The surrogate was her best friend.
Ms Kara Stetson's actions meant that the family of Mrs Laura Yoho, the dead mother, will have something positive to hold on to as they remember her, Mail Online reported.
Baby Caralyn was born late last month.
"It's such an amazing gift," Mr Nate Yoho, Caralyn's father, told the Des Moines Register in Iowa. "Part of it's having a little bit of my wife back, I can see her when my daughter smiles. It just makes me content with everything."
Mrs Yoho was working as a gym instructor when she was told she had brain cancer. But she was still determined to have a family together.
The couple had just got engaged at the end of 2010.
She had her eggs frozen before starting treatment and, when the couple decided they were ready for a baby, Ms Stetson offered to act as a surrogate.
Said Ms Stetson: "I just felt so happy that there was something I could do for their family, and selfishly for me, to keep a part of Laura alive on this Earth."
She said both she and Mrs Yoho were very close and the decision to act as a surrogate came easily to her.
Recalling their friendship, Ms Stetson said: "It's hard to explain what having a best friend like Laura for 24 years meant to me. We were different enough and alike enough to get along perfectly. We never argued. We never got sick of one another. We were like sisters, soulmates and best friends all rolled into one."

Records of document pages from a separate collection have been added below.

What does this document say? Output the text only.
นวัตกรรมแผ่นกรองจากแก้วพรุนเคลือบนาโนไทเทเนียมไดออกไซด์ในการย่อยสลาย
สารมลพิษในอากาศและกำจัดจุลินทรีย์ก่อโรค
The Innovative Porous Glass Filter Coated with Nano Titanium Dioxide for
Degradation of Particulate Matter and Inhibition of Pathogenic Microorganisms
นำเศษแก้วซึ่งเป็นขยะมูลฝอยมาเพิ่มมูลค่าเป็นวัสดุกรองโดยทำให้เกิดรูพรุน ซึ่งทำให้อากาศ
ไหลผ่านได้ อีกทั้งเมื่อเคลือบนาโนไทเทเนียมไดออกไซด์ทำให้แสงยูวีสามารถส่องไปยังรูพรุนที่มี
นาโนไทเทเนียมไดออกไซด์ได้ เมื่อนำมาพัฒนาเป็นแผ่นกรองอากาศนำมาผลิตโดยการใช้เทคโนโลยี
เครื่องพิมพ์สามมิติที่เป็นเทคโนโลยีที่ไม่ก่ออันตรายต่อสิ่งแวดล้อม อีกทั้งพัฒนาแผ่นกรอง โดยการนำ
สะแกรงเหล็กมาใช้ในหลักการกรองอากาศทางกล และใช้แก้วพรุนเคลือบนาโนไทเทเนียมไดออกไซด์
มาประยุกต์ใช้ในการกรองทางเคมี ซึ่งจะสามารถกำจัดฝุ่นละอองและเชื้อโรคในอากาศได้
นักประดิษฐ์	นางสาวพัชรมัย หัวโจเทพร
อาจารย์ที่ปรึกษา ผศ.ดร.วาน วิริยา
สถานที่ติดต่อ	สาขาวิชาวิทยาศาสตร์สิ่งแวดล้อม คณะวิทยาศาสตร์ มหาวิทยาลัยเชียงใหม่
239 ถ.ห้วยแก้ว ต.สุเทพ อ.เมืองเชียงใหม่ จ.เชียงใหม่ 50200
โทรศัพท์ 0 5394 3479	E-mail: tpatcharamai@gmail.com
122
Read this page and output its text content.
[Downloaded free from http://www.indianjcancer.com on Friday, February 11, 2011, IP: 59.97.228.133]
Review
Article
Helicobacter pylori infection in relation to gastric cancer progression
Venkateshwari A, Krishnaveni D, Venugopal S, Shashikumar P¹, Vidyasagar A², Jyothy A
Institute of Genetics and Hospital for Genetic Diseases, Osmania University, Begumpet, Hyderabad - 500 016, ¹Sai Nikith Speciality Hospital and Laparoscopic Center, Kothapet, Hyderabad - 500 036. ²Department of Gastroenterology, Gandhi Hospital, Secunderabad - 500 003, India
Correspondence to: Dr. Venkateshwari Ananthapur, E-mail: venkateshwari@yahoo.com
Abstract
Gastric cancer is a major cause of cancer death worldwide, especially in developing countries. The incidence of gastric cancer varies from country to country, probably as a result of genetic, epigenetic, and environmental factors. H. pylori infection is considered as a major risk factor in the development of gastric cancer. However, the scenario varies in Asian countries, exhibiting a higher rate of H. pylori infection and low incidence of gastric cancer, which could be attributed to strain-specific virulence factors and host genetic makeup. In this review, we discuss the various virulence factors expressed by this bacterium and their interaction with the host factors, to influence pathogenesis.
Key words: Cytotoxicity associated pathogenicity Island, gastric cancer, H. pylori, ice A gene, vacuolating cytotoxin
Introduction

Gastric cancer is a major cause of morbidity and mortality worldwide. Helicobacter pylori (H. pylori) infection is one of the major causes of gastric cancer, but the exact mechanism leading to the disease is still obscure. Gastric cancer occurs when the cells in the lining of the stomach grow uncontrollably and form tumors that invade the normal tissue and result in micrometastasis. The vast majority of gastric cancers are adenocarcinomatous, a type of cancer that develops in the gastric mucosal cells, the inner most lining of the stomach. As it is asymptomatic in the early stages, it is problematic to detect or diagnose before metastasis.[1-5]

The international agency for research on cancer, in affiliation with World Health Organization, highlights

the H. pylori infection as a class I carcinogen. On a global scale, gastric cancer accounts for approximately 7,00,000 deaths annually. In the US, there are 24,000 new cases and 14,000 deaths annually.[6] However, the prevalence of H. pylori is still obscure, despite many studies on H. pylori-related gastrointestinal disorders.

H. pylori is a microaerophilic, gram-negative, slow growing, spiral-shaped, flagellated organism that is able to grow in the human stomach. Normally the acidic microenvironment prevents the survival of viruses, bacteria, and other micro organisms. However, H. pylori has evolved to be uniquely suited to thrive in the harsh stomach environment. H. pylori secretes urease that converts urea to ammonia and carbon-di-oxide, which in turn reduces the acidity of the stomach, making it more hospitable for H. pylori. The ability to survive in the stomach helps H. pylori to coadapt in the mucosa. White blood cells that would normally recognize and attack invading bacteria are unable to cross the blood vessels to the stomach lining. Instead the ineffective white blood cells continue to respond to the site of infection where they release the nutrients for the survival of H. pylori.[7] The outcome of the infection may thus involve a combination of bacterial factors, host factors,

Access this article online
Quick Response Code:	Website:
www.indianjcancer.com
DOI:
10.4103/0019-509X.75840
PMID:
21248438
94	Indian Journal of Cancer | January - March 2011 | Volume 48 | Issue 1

Originally, the doctors thought that Mrs Yoho had suffered a stroke. But the symptoms persisted and the couple sought a second opinion. The tumour diagnosis was confirmed.
Despite her illness, she continued with her active life and never stopped to feel sorry for herself.
After Caralyn was born, Mr Yoho and the baby stayed with Ms Stetson's family for a few days as he settled into his role as a dad.
"Caralyn's birth was certainly up and down," he told the Des Moines Register. "I wish my wife was here but the joy of having (Caralyn) here, I know she wouldn't want me to be sad."
He still grieves for his wife, but he can now look forward to the future - thanks to the baby.